Już tylko kilkanaście godzin dzieli nas od rozpoczęcia wielkiej gali w Guadalajara (Jalisco, Meksyk), gdzie w walce wieczoru zmierzą się Saul “Canelo” Alvarez (58-2-2), oraz John Ryder (32-5-0). Dla Meksykanina, będzie to pierwsza od blisko trzynastu lat walka w rodzinnym mieście, wobec czego czeka go wspaniały doping ze strony swoich kibiców. W stawce pojedynku znajdą się wszystkie cztery tytuły (WBA, WBC, IBF, WBO), kategorii super średniej (super middleweight), w których posiadaniu znajduje się właśnie Canelo.
Blisko 33-letni pięściarz jest bez wątpienia twarzą boksu zawodowego, a na jego pojedynki kibice zawsze czekają z utęsknieniem.

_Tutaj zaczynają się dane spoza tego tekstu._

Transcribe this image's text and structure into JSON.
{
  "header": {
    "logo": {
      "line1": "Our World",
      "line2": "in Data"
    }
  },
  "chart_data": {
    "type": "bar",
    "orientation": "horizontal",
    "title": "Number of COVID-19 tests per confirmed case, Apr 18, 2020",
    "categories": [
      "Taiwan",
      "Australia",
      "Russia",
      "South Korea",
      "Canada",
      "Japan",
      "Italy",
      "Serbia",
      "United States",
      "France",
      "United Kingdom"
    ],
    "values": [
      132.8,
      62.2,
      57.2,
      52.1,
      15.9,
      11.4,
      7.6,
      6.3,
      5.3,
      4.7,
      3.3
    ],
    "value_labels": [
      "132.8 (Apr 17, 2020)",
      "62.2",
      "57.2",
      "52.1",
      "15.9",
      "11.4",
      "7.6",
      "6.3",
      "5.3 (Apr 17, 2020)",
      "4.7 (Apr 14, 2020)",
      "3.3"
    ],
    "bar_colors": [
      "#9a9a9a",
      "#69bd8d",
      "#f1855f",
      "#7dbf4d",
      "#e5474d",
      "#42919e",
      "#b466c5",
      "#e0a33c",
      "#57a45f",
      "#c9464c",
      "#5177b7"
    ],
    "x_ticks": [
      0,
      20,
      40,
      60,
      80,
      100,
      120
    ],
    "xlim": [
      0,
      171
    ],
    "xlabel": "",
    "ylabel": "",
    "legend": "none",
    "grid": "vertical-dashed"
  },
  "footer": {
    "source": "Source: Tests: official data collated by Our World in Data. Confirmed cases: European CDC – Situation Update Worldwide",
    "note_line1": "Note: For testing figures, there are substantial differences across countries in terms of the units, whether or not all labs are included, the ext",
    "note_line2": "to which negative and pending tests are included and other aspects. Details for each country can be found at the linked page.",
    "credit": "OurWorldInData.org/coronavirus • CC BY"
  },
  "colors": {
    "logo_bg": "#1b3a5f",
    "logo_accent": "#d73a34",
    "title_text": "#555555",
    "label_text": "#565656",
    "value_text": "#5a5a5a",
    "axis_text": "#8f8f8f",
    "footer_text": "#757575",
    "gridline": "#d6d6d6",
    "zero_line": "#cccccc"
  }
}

Blisko rok temu, Alvarez poniósł drugą porażkę w zawodowej karierze, przegrywając jednogłośną decyzją sędziów z Dmitry’em Bivolem (21-0-0), podczas gali w Las Vegas (Nevada, Stany Zjednoczone) – obaj pięściarze walczyli wówczas o pas organizacji WBA, kategorii półciężkiej (light heavyweight), który nieprzerwalnie od 2017 roku, należy do Bivola. Canelo wyleczył niedawno kontuzję nadgarstka, i jak twierdzi – przy w pełni przepracowanych obozach, nikt nie jest w stanie go pokonać.
– Gdy mogę trenować na sto procent, nikt mnie nie pokona. Dlatego jestem tak zmotywowany, bo mogę teraz trenować na sto procent. Kiedy jestem w tym trybie, nikt nie jest w stanie mnie pokonać. Kontuzja przytrafiła się jakieś dwa lata temu. Następnie walczę cztery razy w ciągu jedenastu miesięcy, więc to wszystko coraz bardziej się pogłębia. – powiedział Alvarez.
Bezpośrednią transmisję z wydarzenia, przeprowadzi w systemie Pay-Per-View (Stany Zjednoczone) platforma streamingowa DAZN. Amerykańscy kibice, chcąc obejrzeć transmisję z gali, oprócz miesięcznej subskrypcji, zobowiązani będą do zapłaty w wysokości $59.99. Polscy subskrybenci DAZN, obejrzą wydarzenie bez dodatkowych opłat. Początek gali od godziny 3pm czasu środkowo amerykańskiego (22.00 czasu polskiego).